Section 240 of the New York Labor Law imposes a non-delegable duty on property owners to provide specified safety devices. New York Labor Law § 240 (McKinney 2002); Haimes v. New York Tel. Co., 46 N.Y.2d 132, 412 N.Y.S.2d 863 (1978). Section 241 of the New York Labor Law also imposes a non-delegable duty on property owners to comply with various safety measures in connection with construction, excavation and demolition work. New York Labor Law § 241 (McKinney 2002); Forshaw, 1998 WL 641357, at *4.
It is well settled that the United States may not be held liable for violations of §§ 240 and 241 because these sections impose absolute liability, and the FTCA's limited waiver of sovereign immunity does not extend to claims based on liability without fault. See Laird v. Nelms, 406 U.S. 797, 802-03, 92 S.Ct. 1899, 1902, 32 L.Ed.2d 499 (1972); Forshaw, 1998 WL 641357, at *5. In addition, these sections impose non-delegable duties upon property owners, which directly conflicts with the federal government's authority under the Federal Acquisition Regulations, 48 C.F.R. Part I, et. seq., to delegate responsibilities to general contractors. See Doud, 797 F.Supp. at 143; McCutcheon v. United States, No. 94-CV-596, 1996 WL 607083, at *5 (W.D.N.Y. Oct. 15, 1996) (imposing non-delegable duty on the federal government would exceed the waiver of its sovereign immunity as contained in the FTCA). "Since §§ 240 and 241 . . . create non-delegable duties which would allow the imposition of liability on a non-negligent defendant, they cannot be applied against the United States." Moody, 753 F.Supp. at 1048 n.9. Accordingly, Plaintiff's §§ 240 and 241 claims will be dismissed. See Roditis, 122 F.3d at 111 ("any state law non-delegable duty cannot, on its own, override the United States' sovereign immunity from suits for injuries caused by its independent contractors").

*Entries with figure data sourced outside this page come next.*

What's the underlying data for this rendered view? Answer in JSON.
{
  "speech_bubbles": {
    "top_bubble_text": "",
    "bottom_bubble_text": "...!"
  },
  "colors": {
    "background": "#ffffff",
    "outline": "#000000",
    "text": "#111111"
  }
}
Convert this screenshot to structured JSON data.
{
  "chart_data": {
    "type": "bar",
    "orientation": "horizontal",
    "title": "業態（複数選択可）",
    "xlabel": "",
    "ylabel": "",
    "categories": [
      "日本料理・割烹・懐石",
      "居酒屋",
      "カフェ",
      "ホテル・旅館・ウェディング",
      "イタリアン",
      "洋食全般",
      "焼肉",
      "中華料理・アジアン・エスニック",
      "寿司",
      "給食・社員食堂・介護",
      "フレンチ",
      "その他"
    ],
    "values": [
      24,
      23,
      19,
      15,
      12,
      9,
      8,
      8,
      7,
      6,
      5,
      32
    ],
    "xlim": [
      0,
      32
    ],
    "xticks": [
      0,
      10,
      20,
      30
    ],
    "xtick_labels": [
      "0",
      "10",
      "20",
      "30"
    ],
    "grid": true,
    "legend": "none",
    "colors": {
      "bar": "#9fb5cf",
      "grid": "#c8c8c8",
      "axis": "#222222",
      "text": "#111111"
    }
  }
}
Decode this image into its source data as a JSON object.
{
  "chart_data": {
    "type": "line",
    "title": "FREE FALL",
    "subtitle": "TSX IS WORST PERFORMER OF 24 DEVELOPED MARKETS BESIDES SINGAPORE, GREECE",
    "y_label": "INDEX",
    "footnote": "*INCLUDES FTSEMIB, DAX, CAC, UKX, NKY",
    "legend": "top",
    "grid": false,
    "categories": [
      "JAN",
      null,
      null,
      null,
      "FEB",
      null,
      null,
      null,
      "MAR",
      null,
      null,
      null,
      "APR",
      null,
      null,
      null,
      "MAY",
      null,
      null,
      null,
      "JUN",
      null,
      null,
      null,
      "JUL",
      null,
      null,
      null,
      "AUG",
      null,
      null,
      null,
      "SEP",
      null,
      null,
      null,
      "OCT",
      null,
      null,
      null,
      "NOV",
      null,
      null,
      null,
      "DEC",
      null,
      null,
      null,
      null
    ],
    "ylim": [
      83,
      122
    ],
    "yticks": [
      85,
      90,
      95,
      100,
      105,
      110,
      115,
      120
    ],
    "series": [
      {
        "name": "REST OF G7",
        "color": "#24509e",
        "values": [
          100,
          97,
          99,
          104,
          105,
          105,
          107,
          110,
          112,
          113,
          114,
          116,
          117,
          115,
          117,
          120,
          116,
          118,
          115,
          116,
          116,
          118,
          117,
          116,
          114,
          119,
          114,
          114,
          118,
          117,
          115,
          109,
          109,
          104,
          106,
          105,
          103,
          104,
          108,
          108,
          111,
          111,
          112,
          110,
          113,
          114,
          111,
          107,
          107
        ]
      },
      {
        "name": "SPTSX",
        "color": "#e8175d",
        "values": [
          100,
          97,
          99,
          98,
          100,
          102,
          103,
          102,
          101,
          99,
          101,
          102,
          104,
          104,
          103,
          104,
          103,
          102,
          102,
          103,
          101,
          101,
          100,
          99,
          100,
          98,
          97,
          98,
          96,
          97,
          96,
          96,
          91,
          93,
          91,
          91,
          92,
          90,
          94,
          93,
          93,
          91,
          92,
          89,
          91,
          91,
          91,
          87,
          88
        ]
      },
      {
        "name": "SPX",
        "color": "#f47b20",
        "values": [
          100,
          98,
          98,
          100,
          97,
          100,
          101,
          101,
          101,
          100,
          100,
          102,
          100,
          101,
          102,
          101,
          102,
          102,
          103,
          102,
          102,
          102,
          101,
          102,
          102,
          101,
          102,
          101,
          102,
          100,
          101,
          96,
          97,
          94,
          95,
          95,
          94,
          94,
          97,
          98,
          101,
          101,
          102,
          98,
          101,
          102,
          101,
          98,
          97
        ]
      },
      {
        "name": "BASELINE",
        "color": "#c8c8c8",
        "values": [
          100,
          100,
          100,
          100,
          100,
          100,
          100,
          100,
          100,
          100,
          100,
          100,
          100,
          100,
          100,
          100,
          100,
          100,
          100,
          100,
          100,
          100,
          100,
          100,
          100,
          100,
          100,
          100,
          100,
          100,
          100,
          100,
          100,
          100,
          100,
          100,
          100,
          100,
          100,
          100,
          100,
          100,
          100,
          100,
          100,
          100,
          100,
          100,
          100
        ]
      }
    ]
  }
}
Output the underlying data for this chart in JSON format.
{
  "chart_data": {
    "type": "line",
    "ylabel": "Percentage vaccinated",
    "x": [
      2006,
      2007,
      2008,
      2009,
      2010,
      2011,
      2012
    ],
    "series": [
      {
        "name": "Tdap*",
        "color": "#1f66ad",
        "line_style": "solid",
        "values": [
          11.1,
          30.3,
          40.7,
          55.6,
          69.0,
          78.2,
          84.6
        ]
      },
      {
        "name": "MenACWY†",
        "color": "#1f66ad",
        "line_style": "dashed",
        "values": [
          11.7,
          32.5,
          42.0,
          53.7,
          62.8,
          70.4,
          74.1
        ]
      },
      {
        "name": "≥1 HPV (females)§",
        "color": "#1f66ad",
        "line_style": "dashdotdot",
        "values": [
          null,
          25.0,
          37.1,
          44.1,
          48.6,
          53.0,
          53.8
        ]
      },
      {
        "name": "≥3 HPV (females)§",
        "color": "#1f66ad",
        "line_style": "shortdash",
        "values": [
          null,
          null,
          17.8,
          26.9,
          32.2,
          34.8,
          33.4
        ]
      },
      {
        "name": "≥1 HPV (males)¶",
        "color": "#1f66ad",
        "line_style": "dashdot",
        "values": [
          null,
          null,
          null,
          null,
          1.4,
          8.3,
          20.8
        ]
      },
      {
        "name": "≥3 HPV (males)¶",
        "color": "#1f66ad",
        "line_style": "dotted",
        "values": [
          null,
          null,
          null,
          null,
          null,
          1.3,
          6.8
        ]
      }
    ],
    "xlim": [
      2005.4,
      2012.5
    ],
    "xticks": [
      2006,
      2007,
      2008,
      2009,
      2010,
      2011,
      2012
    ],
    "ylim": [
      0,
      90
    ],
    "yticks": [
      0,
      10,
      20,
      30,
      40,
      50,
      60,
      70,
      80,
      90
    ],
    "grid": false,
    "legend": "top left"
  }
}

Finally, Plaintiff's second cause of action includes an unspecified violation of OSHA. Further clarification of Plaintiff's claim is unnecessary, however, because OSHA does not apply to the federal government. OSHA imposes certain minimum workplace standards on employers. See 29 U.S.C. §§ 651, et. seq. However, the statutory definition of "employer" specifically excludes the United States. See 29 U.S.C. § 652(5) (the term employer "does not include the United States"). Consequently, OSHA does not provide a basis for liability against the United States. Corey, 1996 WL 406842, at *6.
For the foregoing reasons, Defendant's motion will be granted.
IT HEREBY IS ORDERED, that Defendant's Motion to Dismiss (Docket No. 26) is GRANTED.
FURTHER, that the Clerk of the Court shall take the steps necessary to close this case.